Die Erwartung im Advent ist nach vorwärts gewandt, nämlich auf das Kommen Jesu am Ende der Zeiten. Dieses Ende wird als chaotisch beschrieben. Johannes Wahl zeigt, wie die Bilder, die Jesus verwendet, in der christlichen Tradition verstanden wurden.

Jesus spricht von der Stadt Jerusalem. Sie Jerusalem kann man als Bild für unsere Seele ausdeuten: Sie wird so zerrüttet werden, dass sie Ruinen gleicht. Und wenn Jesus in seiner Herrlichkeit kommt, wird sie mit Herrlichkeit und Schönheit wieder aufgebaut werden. Die Katastrophenbilder können werden von Jesus auf das Schicksal Jerusalems hin gebraucht. In ähnlicher Weise lassen sich die Bilder auf die Seele anwenden.

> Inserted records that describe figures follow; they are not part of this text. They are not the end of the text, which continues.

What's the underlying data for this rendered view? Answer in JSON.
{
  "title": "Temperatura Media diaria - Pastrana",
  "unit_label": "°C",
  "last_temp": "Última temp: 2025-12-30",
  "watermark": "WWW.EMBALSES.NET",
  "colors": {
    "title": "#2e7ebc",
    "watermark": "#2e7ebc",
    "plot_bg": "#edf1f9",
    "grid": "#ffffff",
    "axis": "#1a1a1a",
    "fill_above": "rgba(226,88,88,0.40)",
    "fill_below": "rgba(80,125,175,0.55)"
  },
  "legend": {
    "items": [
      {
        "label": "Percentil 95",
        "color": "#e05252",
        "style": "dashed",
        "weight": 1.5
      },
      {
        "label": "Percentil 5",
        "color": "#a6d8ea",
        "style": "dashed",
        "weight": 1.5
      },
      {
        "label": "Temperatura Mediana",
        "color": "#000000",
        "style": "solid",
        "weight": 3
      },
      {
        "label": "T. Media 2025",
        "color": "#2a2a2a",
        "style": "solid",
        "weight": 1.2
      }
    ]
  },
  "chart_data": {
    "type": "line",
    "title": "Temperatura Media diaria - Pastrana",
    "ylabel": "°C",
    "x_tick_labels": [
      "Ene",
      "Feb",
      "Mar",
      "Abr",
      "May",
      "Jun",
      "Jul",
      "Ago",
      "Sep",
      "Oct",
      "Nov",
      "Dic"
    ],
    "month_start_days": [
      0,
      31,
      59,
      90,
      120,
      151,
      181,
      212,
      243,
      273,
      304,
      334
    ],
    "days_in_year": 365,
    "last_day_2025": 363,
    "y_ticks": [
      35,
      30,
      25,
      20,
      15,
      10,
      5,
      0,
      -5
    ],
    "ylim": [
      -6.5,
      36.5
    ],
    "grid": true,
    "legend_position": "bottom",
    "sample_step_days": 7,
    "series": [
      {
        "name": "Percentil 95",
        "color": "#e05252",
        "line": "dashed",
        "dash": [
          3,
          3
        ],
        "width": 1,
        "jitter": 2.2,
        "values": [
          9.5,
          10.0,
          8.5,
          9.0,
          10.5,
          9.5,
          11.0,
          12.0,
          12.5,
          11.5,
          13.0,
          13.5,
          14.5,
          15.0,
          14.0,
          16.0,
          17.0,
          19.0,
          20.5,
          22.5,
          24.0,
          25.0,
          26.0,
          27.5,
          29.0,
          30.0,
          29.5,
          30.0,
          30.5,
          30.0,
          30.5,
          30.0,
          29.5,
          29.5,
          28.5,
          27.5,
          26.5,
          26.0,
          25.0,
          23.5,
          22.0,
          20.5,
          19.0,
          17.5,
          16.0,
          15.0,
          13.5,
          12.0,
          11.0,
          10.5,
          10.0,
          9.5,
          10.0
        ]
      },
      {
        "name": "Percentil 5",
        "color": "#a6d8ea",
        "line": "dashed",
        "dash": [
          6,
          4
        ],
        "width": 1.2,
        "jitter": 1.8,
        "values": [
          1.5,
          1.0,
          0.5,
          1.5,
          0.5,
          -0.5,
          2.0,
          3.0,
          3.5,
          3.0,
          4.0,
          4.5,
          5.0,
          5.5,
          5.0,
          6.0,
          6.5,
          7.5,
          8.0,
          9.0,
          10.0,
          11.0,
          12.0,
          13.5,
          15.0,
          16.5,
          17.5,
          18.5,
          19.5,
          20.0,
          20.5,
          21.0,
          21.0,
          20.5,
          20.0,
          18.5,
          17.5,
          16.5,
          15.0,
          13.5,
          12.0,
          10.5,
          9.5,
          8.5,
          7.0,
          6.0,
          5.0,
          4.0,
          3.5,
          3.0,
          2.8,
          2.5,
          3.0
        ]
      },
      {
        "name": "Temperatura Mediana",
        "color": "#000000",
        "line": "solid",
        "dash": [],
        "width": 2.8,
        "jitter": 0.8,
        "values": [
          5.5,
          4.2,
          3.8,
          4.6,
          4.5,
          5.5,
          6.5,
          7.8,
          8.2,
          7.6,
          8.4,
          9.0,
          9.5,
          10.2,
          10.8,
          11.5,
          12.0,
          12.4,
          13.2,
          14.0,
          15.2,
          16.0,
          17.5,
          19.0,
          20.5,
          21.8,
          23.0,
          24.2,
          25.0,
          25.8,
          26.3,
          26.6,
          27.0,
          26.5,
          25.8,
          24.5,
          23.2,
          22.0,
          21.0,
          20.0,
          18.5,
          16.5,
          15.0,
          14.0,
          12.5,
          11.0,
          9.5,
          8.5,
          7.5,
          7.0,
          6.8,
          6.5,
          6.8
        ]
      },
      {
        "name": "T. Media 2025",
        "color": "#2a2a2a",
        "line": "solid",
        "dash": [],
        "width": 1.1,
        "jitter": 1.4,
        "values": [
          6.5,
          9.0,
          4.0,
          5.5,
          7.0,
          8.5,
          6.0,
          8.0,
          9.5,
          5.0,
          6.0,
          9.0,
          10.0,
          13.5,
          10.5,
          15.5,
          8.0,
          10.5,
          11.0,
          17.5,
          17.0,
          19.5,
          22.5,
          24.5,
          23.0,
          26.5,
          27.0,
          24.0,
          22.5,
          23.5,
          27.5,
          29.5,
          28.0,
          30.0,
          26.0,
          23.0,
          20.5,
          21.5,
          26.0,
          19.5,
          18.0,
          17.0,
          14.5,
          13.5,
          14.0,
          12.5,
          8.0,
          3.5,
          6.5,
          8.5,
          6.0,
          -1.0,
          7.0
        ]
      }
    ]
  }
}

Eine Katastrophe wird beschrieben

Vier wichtige Bezugspunkte verlieren ihren Halt: Sonne, Mond, Sterne, Kräfte am Himmel.
Die Sonne steht für das Licht, das unser Leben erhellt und wodurch wir erkennen. Es steht auch für die Wärme und die Geborgenheit, die wir erfahren können. Diese Sonne verfinstert sich und leuchtet uns nicht mehr. Wir können das, was uns umgibt, nicht mehr unterscheiden: Freund oder Feind, gut oder schlecht, wichtig oder unwichtig, nah oder fern, harmlos oder gefährlich. So ergeht es uns: Wir verstehen die Welt nicht mehr! Ein zuverlässiger Freund richtet sich plötzlich gegen uns. Eine sichere Arbeitsstelle wird gestrichen. Versprechen werden gebrochen, Pläne werden unscharf. Dinge, die eigentlich weit entfernt sind, scheinen dringend und nahe. Was groß ist, erscheint uns klein, und was klein ist, erscheint uns groß. Die Ordnung geht durcheinander. Das Licht der Sonne fehlt uns. Es wird Nacht. Die Folge: Es wird kalt um uns. Freundschaften zerbrechen, Liebe wird lau. Wir finden keinen Trost für unsere Not. Niemand ist da, der uns wärmt.
Der Mond steht für die alten Hilfen. Wir haben den Zeitpunkt der Sonnenfinsternis schon öfters erlebt. Es gab immer wieder Momente, wo es um uns kalt und dunkel wurde. Da waren Absagen, Enttäuschungen und Niederlagen. Damals gab es Hilfen, die uns durch diese Nächte geführt haben oder uns durch sie hindurch geholfen haben. Zwar war es auch kalt und dunkel, aber es gab noch den Mond, der in die Nacht hinein leuchtete. Doch diese Not ist anders. Diesmal gibt es niemanden, der uns hilft.
Die Sterne bezeichnen die Fixpunkte, an denen wir uns orientieren konnten. Die Vorbilder unseres Lebens verblassen. Es gab immer wieder Menschen, die uns Halt und Richtung gaben: Eltern, Großeltern, Freunde, Persönlichkeiten, historische Figuren; Menschen, die uns auf dem Weg begleitet haben. Aber es ist mehr als diese Vorbilder. Auch die Werte, die wir für groß und wichtig gehalten haben, sind nun nicht mehr da. Freiheit, Lebensträume, starke Erinnerungen können nicht mehr prägen und fielen wie Sternschnuppen vom Himmel.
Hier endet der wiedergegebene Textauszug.